Tiltman was born May 24, 1894. He was precocious enough to go to Oxford at age 13. He served in W.W.I, earning the Military Cross, then went to M11b, which became the Government Code and Cipher School, eventually housed at Bletchley Park, where he became head of the military section. He spent the 1920's at Simla, India, breaking Russian diplomatic ciphers. After that, in England, he concentrated on Japanese systems. In 1933 he broke the Japanese military attaché system. He then worked on Japanese Army ciphers in the 2nd half of 1937. He broke a superenciphered code in late summer 1938.

In June 1939 the Japanese introduced the Navy General Operational Code, known in the West as JN-25, a code superenciphered from a random number table. Tiltman's greatest achievement was his breaking of this a few weeks later.

During the rest of the war, he worked on many different Japanese systems. Late in 1941 he set up an accelerated Japanese language course to provide specialists for the Bletchley Park effort. He set up the Japanese military section at Bletchley Park in June 1942 and added several expansions of it in May 1943. Throughout the war he was called in for troubleshooting on many difficult operations.

After the war, he continued to work at GCHQ to 1964. After that he transferred to the American NSA as a codebreaking troubleshooter. He finally died in Hawai'i in 1982.

In the book's bibliography there is a reference to a memoir that I do not understand:

John Tiltman, *Some Reminiscences* (NARA RG457 OD4632).

Prescott Currier went to Bletchley Park as a US naval liaison. He met Tiltman there in February 8, 1941 (yes, before Pearl Harbor). He and Lt.

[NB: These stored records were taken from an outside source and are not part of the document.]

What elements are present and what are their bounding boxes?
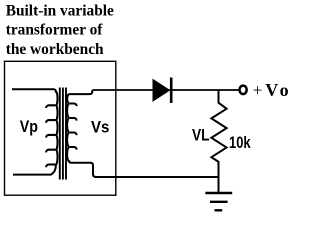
svg-text:VL: VL — [192, 127, 210, 145]
resistor VL zigzag — [211, 90, 226, 193]
diode D1 triangle — [153, 80, 170, 102]
diode cathode bar — [170, 78, 173, 104]
svg-text:transformer of: transformer of — [6, 22, 104, 39]
wire bottom return to ground node — [95, 176, 219, 178]
primary winding Vp — [12, 89, 58, 174]
ground — [205, 193, 232, 210]
svg-text:V: V — [265, 80, 278, 100]
secondary winding Vs — [67, 90, 96, 177]
workbench box — [5, 61, 116, 195]
svg-text:+: + — [253, 80, 263, 99]
output terminal circle — [240, 86, 247, 94]
svg-text:Vs: Vs — [91, 119, 109, 137]
title text — [6, 2, 114, 58]
svg-text:Vp: Vp — [20, 118, 38, 136]
label + Vo — [253, 80, 289, 100]
svg-text:the workbench: the workbench — [6, 41, 104, 58]
svg-text:10k: 10k — [229, 134, 251, 152]
svg-text:o: o — [280, 80, 289, 100]
label Vp — [20, 118, 251, 152]
svg-text:Built-in variable: Built-in variable — [6, 2, 114, 19]
secondary turn stubs — [69, 104, 76, 150]
transformer core — [59, 88, 61, 180]
wire to diode and output — [93, 89, 239, 91]
primary turn stubs — [46, 105, 56, 167]
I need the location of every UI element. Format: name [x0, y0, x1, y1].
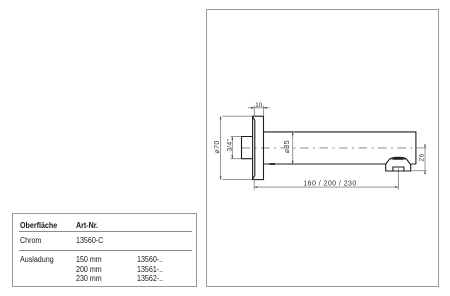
- svg-text:10: 10: [255, 102, 262, 109]
- wall flange: [253, 116, 264, 179]
- header Art-Nr.: [76, 221, 98, 230]
- svg-text:⌀70: ⌀70: [214, 140, 221, 153]
- svg-text:160 / 200 / 230: 160 / 200 / 230: [303, 180, 356, 187]
- aerator insert: [393, 167, 404, 171]
- dimension 160 / 200 / 230 (spout reach): [254, 180, 398, 189]
- aerator housing: [386, 157, 411, 171]
- dimension ⌀70 (flange diameter): [221, 116, 253, 179]
- row Chrom: [20, 236, 41, 245]
- header Oberfläche: [20, 221, 57, 230]
- svg-text:3/4": 3/4": [227, 138, 234, 151]
- dimension 3/4" (thread): [230, 137, 241, 159]
- outlet vertical centerline: [397, 168, 399, 190]
- rule under Chrom: [19, 250, 192, 251]
- spec table: [12, 213, 197, 287]
- dimension ⌀35 (tube diameter): [292, 132, 294, 164]
- rule under header: [19, 231, 192, 232]
- aerator outlet slot (dark crescent): [390, 157, 406, 159]
- drawing frame: [206, 9, 439, 287]
- spout tube body: [264, 132, 416, 164]
- flange chamfer line: [253, 117, 255, 178]
- dimension 10 (flange thickness): [248, 106, 270, 116]
- joint mark on tube underside: [270, 163, 275, 165]
- svg-text:⌀35: ⌀35: [284, 140, 291, 153]
- svg-text:26: 26: [418, 153, 425, 161]
- 3/4" nipple: [242, 137, 253, 159]
- row Ausladung: [20, 255, 54, 264]
- horizontal centerline of spout: [242, 147, 416, 149]
- dimension 26 (outlet drop): [412, 144, 427, 174]
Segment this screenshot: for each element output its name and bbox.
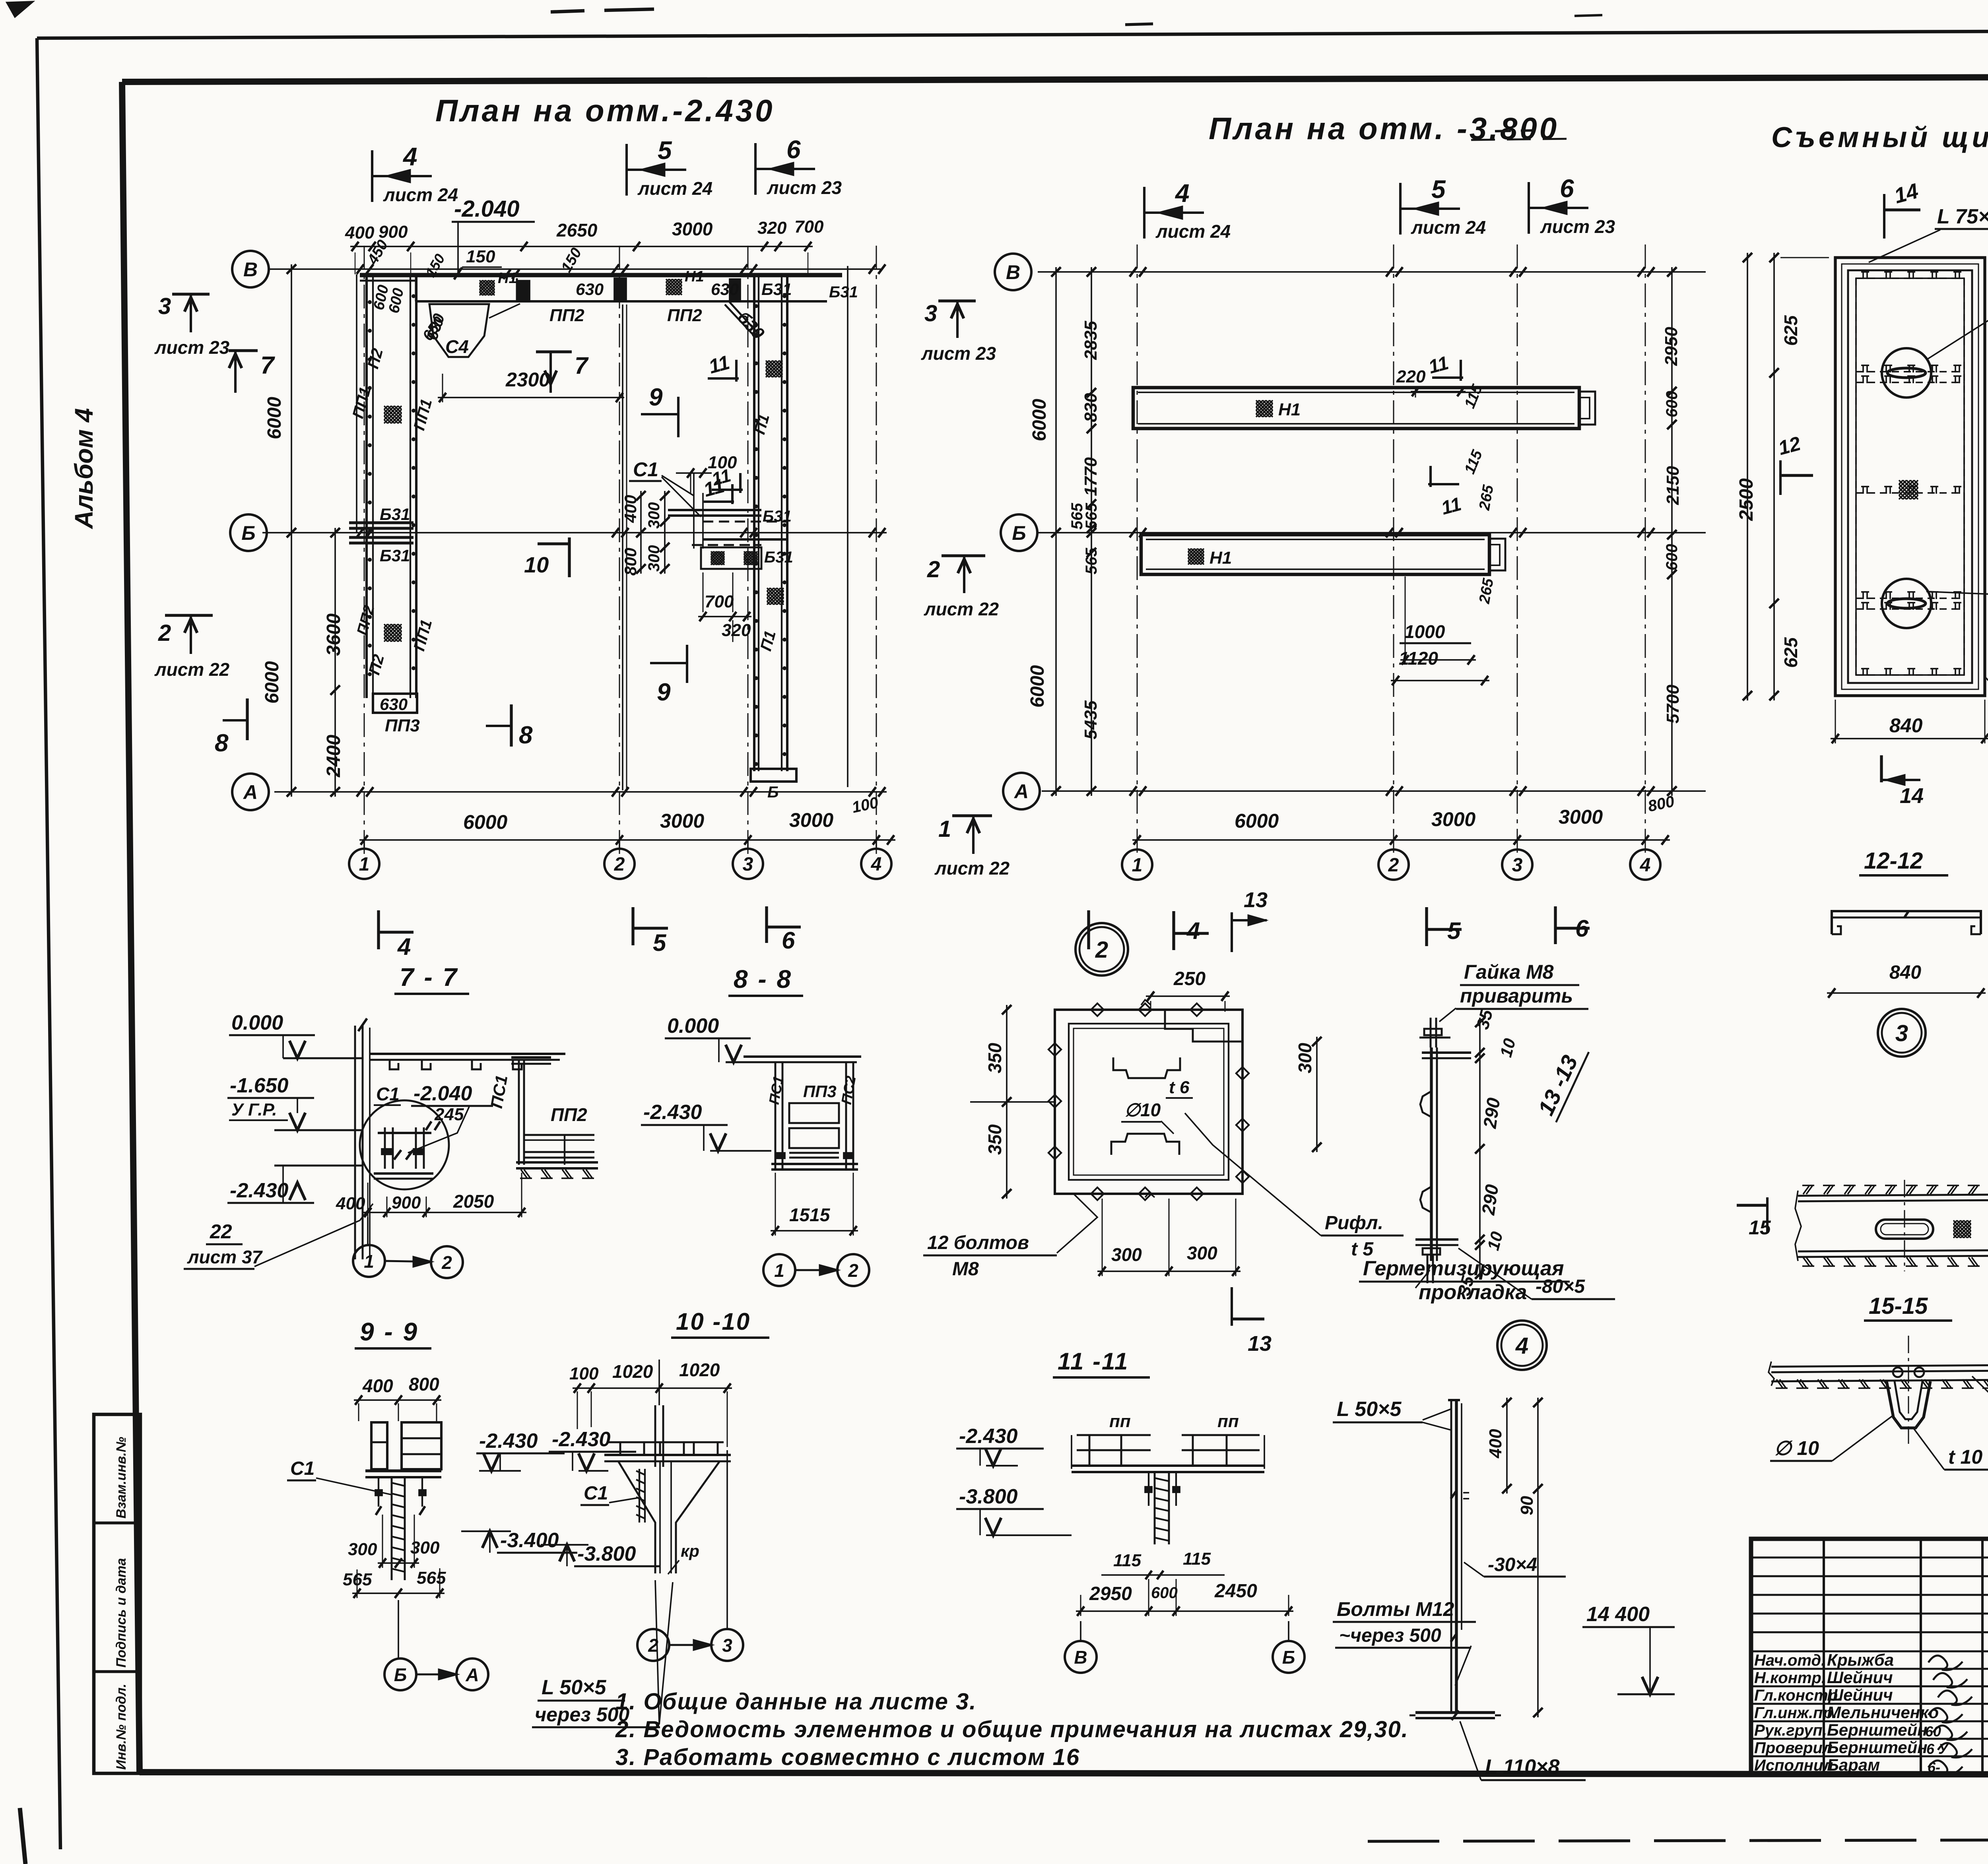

Robert Weeks brought a PURPLE machine. (The British had actually broken the RED machine in August 1935, before Friedman did, but had then had to turn their efforts to ENIGMA.) In return the British gave the Americans a paper model of ENIGMA. Currier worked there on systems other than JN-25 during W.W.II. He wrote of his experience in this article:

Prescott Currier, "My PURPLE Trip to England in 1941," Cryptologia, Vol. 20, No. 3, 1996.